Direct answers to the questions clients ask most often

From verification timelines to the difference between ISO standards — answered clearly and without jargon.

Ask us directly

Verification is backward-looking: it confirms that historical GHG data — emissions already reported — are accurate and comply with the stated methodology. Validation is forward-looking: it confirms that projected GHG reductions in a planned project are based on sound methodologies and realistic assumptions. Both are covered by ISO 14064-3 and both are services EDAT provides.

Limited assurance gives a moderate level of confidence — the verifier concludes that nothing has come to their attention to suggest the GHG statement is materially misstated. Reasonable assurance gives a high level of confidence — the verifier concludes positively that the statement is fairly stated. Reasonable assurance requires more evidence, deeper testing, and is typically required for regulated disclosures and most carbon market registries.
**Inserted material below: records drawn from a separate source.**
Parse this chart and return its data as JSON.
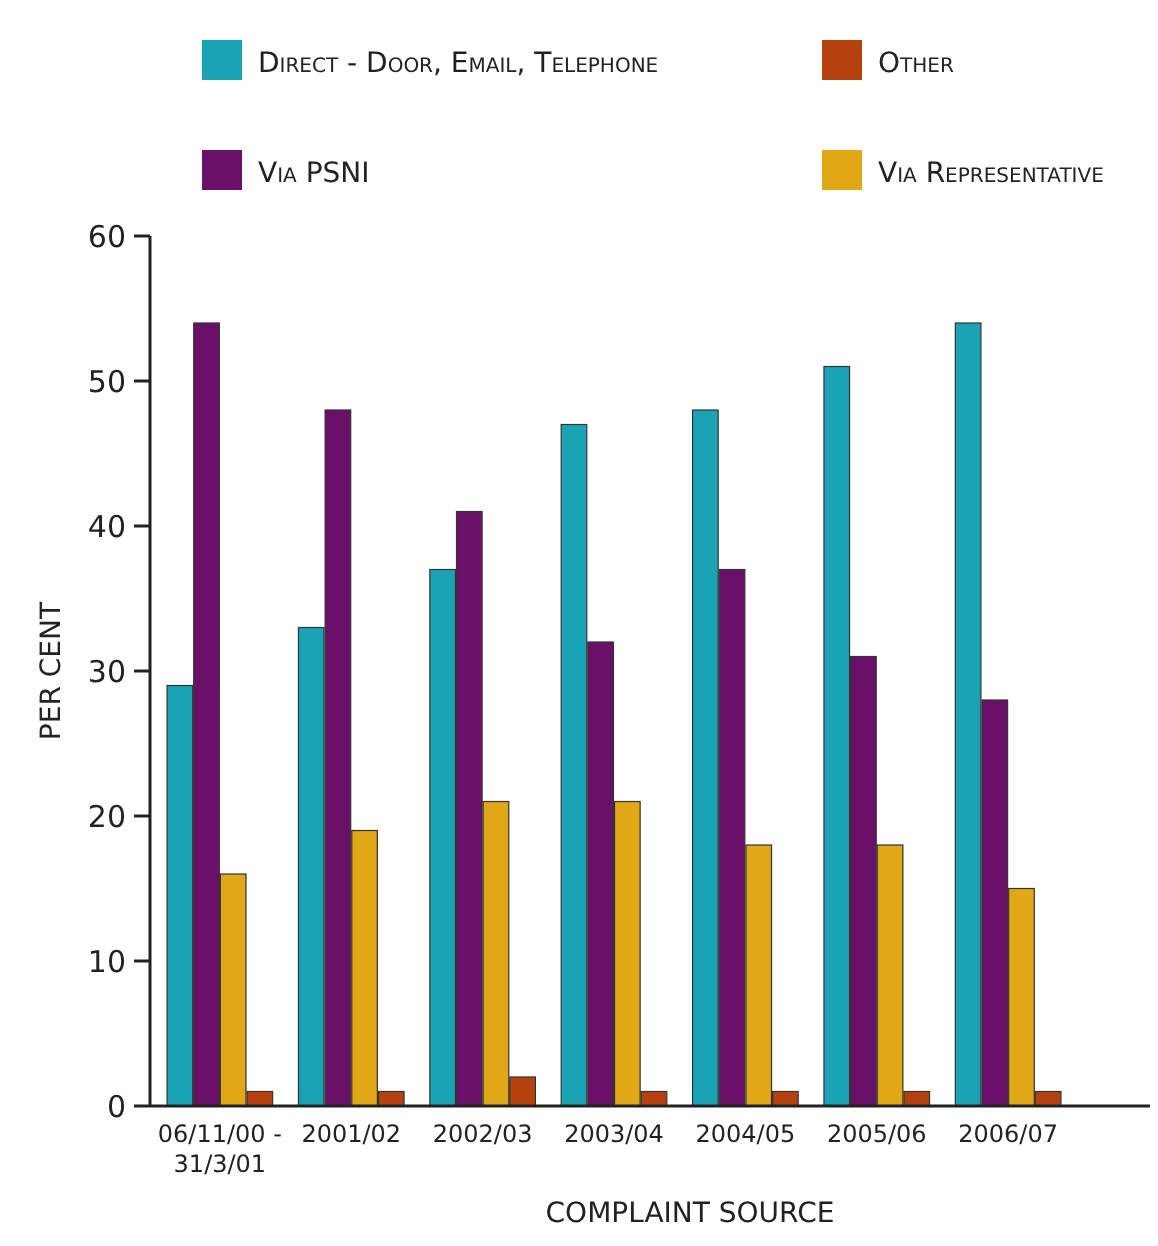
{
  "chart_data": {
    "type": "bar",
    "xlabel": "COMPLAINT SOURCE",
    "ylabel": "PER CENT",
    "categories": [
      "06/11/00 -\n31/3/01",
      "2001/02",
      "2002/03",
      "2003/04",
      "2004/05",
      "2005/06",
      "2006/07"
    ],
    "series": [
      {
        "name": "Direct - Door, Email, Telephone",
        "color": "#1aa3b5",
        "values": [
          29,
          33,
          37,
          47,
          48,
          51,
          54
        ]
      },
      {
        "name": "Via PSNI",
        "color": "#6b1068",
        "values": [
          54,
          48,
          41,
          32,
          37,
          31,
          28
        ]
      },
      {
        "name": "Via Representative",
        "color": "#e0a817",
        "values": [
          16,
          19,
          21,
          21,
          18,
          18,
          15
        ]
      },
      {
        "name": "Other",
        "color": "#b3420f",
        "values": [
          1,
          1,
          2,
          1,
          1,
          1,
          1
        ]
      }
    ],
    "ylim": [
      0,
      60
    ],
    "yticks": [
      0,
      10,
      20,
      30,
      40,
      50,
      60
    ],
    "grid": false,
    "legend": "top"
  }
}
Four standards form the core. ISO 14064-1 covers organisational GHG inventories. ISO 14064-2 covers GHG project-level accounting. ISO 14064-3 specifies how verification and validation are conducted. ISO 14065 specifies the requirements for the verification bodies themselves. ISO/IEC 17029 is the umbrella standard for all validation and verification bodies, and ISO 14066 sets competence requirements for verifiers.

ISO 14065 is the international standard that GHG verification bodies must meet to be accredited by a recognised accreditation body (such as ANAB, UKAS, or JAS-ANZ). Accreditation confirms the body's independence, competence, and quality management system. Regulators and markets increasingly require ISO 14065-aligned verification before accepting GHG data — and in some regimes, formal accreditation is mandatory.

For most organisations, a first-time GHG verification under ISO 14064-3 takes between 6 and 14 weeks from engagement start to verification statement — depending on the scope, data quality, complexity of operations, and number of sites. Subsequent reverification engagements are typically faster as the data systems and evidence chains are already established.

Verification cost depends on the scope (Scope 1 only vs. Scope 1, 2, and 3), the number of facilities, the assurance level (limited or reasonable), and the complexity of your data systems. EDAT scopes every engagement individually based on these factors. Contact us to discuss your specific situation and receive an indicative range.

No. To preserve impartiality under ISO 14065, we do not provide consulting services that would create a conflict on engagements we then verify or validate. We can deliver training and capability-building, but technical advice on inventory design or project structuring is offered only outside of the verification scope. This structural separation is what makes our opinions defensible.